У Сары родилась девочка. Однажды Сара протянула ее Эндрю, когда тот проходил мимо. Девочка была светлокожей. Он подумал, что Гейвины не могут не заметить. Они ничего не сказали.
Эндрю много раз видел деревни вблизи больших чайных плантаций, где целые семьи из детей-полукровок выстраивались в ряд, чтобы посмотреть, как мимо едут миссионеры. Мальчики и девочки всех возрастов стояли, взявшись за руки, перед хижинами, и у каждого был приметный крючковатый нос или оттопыренные уши управляющего плантацией, или инженера, или начальника районной медицинской службы. Шокирующий разговор с каким-то мужчиной в заплесневелой курительной комнате сельского клуба. Помогает скоротать долгие вечера, не так ли? Черт возьми, а что еще остается делать.
Но не для него. Он должен был быть выше этого.

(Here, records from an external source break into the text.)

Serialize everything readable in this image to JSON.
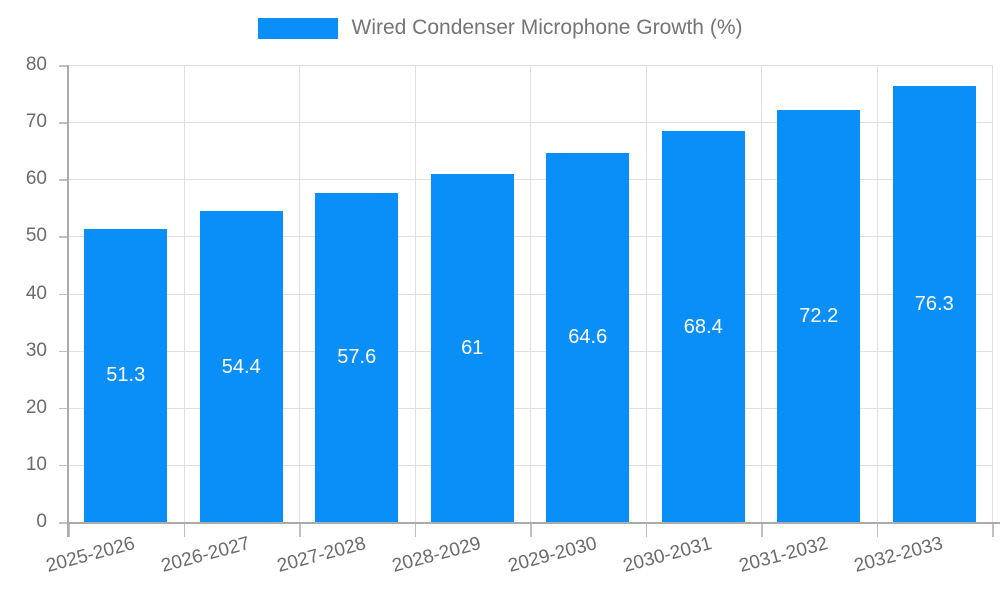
{
  "legend": {
    "label": "Wired Condenser Microphone Growth (%)"
  },
  "chart_data": {
    "type": "bar",
    "title": "Wired Condenser Microphone Growth (%)",
    "categories": [
      "2025-2026",
      "2026-2027",
      "2027-2028",
      "2028-2029",
      "2029-2030",
      "2030-2031",
      "2031-2032",
      "2032-2033"
    ],
    "values": [
      51.3,
      54.4,
      57.6,
      61,
      64.6,
      68.4,
      72.2,
      76.3
    ],
    "xlabel": "",
    "ylabel": "",
    "ylim": [
      0,
      80
    ],
    "yticks": [
      0,
      10,
      20,
      30,
      40,
      50,
      60,
      70,
      80
    ],
    "grid": true,
    "legend_position": "top-center",
    "value_labels_inside_bars": true
  },
  "colors": {
    "background": "#FFFFFF",
    "bar": "#0A8EF8",
    "grid_line": "#E0E0E0",
    "axis_line": "#ABABAB",
    "tick_mark": "#C0C0C0",
    "tick_label": "#6B6B6B",
    "legend_text": "#757575",
    "value_label": "#FFFFFF"
  }
}
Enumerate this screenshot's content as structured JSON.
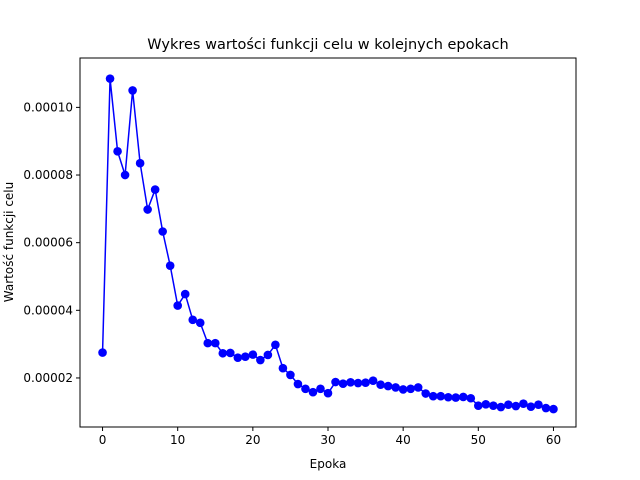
{
  "chart_data": {
    "type": "line",
    "title": "Wykres wartości funkcji celu w kolejnych epokach",
    "xlabel": "Epoka",
    "ylabel": "Wartość funkcji celu",
    "xlim": [
      -3,
      63
    ],
    "ylim": [
      5.5e-06,
      0.0001146
    ],
    "xticks": [
      0,
      10,
      20,
      30,
      40,
      50,
      60
    ],
    "xtick_labels": [
      "0",
      "10",
      "20",
      "30",
      "40",
      "50",
      "60"
    ],
    "yticks": [
      2e-05,
      4e-05,
      6e-05,
      8e-05,
      0.0001
    ],
    "ytick_labels": [
      "0.00002",
      "0.00004",
      "0.00006",
      "0.00008",
      "0.00010"
    ],
    "grid": false,
    "series": [
      {
        "color": "#0000ff",
        "marker": "circle",
        "x": [
          0,
          1,
          2,
          3,
          4,
          5,
          6,
          7,
          8,
          9,
          10,
          11,
          12,
          13,
          14,
          15,
          16,
          17,
          18,
          19,
          20,
          21,
          22,
          23,
          24,
          25,
          26,
          27,
          28,
          29,
          30,
          31,
          32,
          33,
          34,
          35,
          36,
          37,
          38,
          39,
          40,
          41,
          42,
          43,
          44,
          45,
          46,
          47,
          48,
          49,
          50,
          51,
          52,
          53,
          54,
          55,
          56,
          57,
          58,
          59,
          60
        ],
        "values": [
          2.75e-05,
          0.0001085,
          8.7e-05,
          8e-05,
          0.000105,
          8.35e-05,
          6.98e-05,
          7.57e-05,
          6.33e-05,
          5.32e-05,
          4.14e-05,
          4.48e-05,
          3.72e-05,
          3.63e-05,
          3.03e-05,
          3.03e-05,
          2.73e-05,
          2.74e-05,
          2.6e-05,
          2.63e-05,
          2.69e-05,
          2.53e-05,
          2.68e-05,
          2.98e-05,
          2.29e-05,
          2.09e-05,
          1.82e-05,
          1.68e-05,
          1.58e-05,
          1.68e-05,
          1.55e-05,
          1.88e-05,
          1.83e-05,
          1.87e-05,
          1.85e-05,
          1.86e-05,
          1.92e-05,
          1.8e-05,
          1.76e-05,
          1.72e-05,
          1.66e-05,
          1.68e-05,
          1.72e-05,
          1.54e-05,
          1.46e-05,
          1.46e-05,
          1.43e-05,
          1.42e-05,
          1.44e-05,
          1.4e-05,
          1.18e-05,
          1.22e-05,
          1.18e-05,
          1.14e-05,
          1.21e-05,
          1.17e-05,
          1.24e-05,
          1.15e-05,
          1.21e-05,
          1.11e-05,
          1.08e-05
        ]
      }
    ]
  }
}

Он решил удвоить усилия. Погрузился в работу, затеял строительство приличной больницы в миссии. Четыре прочные кирпичные стены со всеми удобствами, хватит места, чтобы обслужить весь район. Он побеждал. Его мысли нашли себе русло. Затем мистер Гейвин пришел навестить его однажды ночью и обнаружил под дверью трех девушек — свернулись, как щенки, на веранде, пока Макфарлэйн внутри невинно писал запросы на субсидии властям Дарджилинга. Почему они оказались здесь? Что за дегенеративный гарем он тут устроил? В конце концов выражение лица Эндрю убедило Гейвина, что все не так плохо, как он подумал, но ущерб репутации уже был нанесен.
Неизбежный разговор состоялся, когда они ехали за припасами и дождевая вода стекала с широких полей их шляп, а густой зеленый запах джунглей глубоко проникал в ноздри. В этой стране нелегко жить одному. Может быть, это не то место, которое Господь уготовал тебе. Возвращайся, Эндрю. Найди себе жену. Разумеется, мы тебя всецело поддержим, но я вынужден сказать, что Миссионерское общество вряд ли найдет для тебя другое место здесь же, в горах.
Тогда он решил доказать, что он достоин Господнего дара. Вырисовался план. Он будет ходить рядом с блудницами, построит себе дом в самом развращенном месте, которое только знает. Так, противясь соблазну, он докажет свою силу и искупит свою вину в глазах Господа. Такой же порыв заставляет других мужчин поднимать тяжелые грузы или добровольно выполнять опасные задания в войну. Он ни с кем не советовался, так что некому было поинтересоваться, что же это на самом деле — сила духа или всего лишь желание поковыряться, как в болячках, в собственных слабостях. Но Эндрю не сдавался.
Затем появилась Элспет и засыпала его вопросами в зале кирки, продуваемом сквозняками. Пришли пожертвования для бомбейской миссии. Казалось, эти два события были частью единого целого: наступил конец его бесполезности.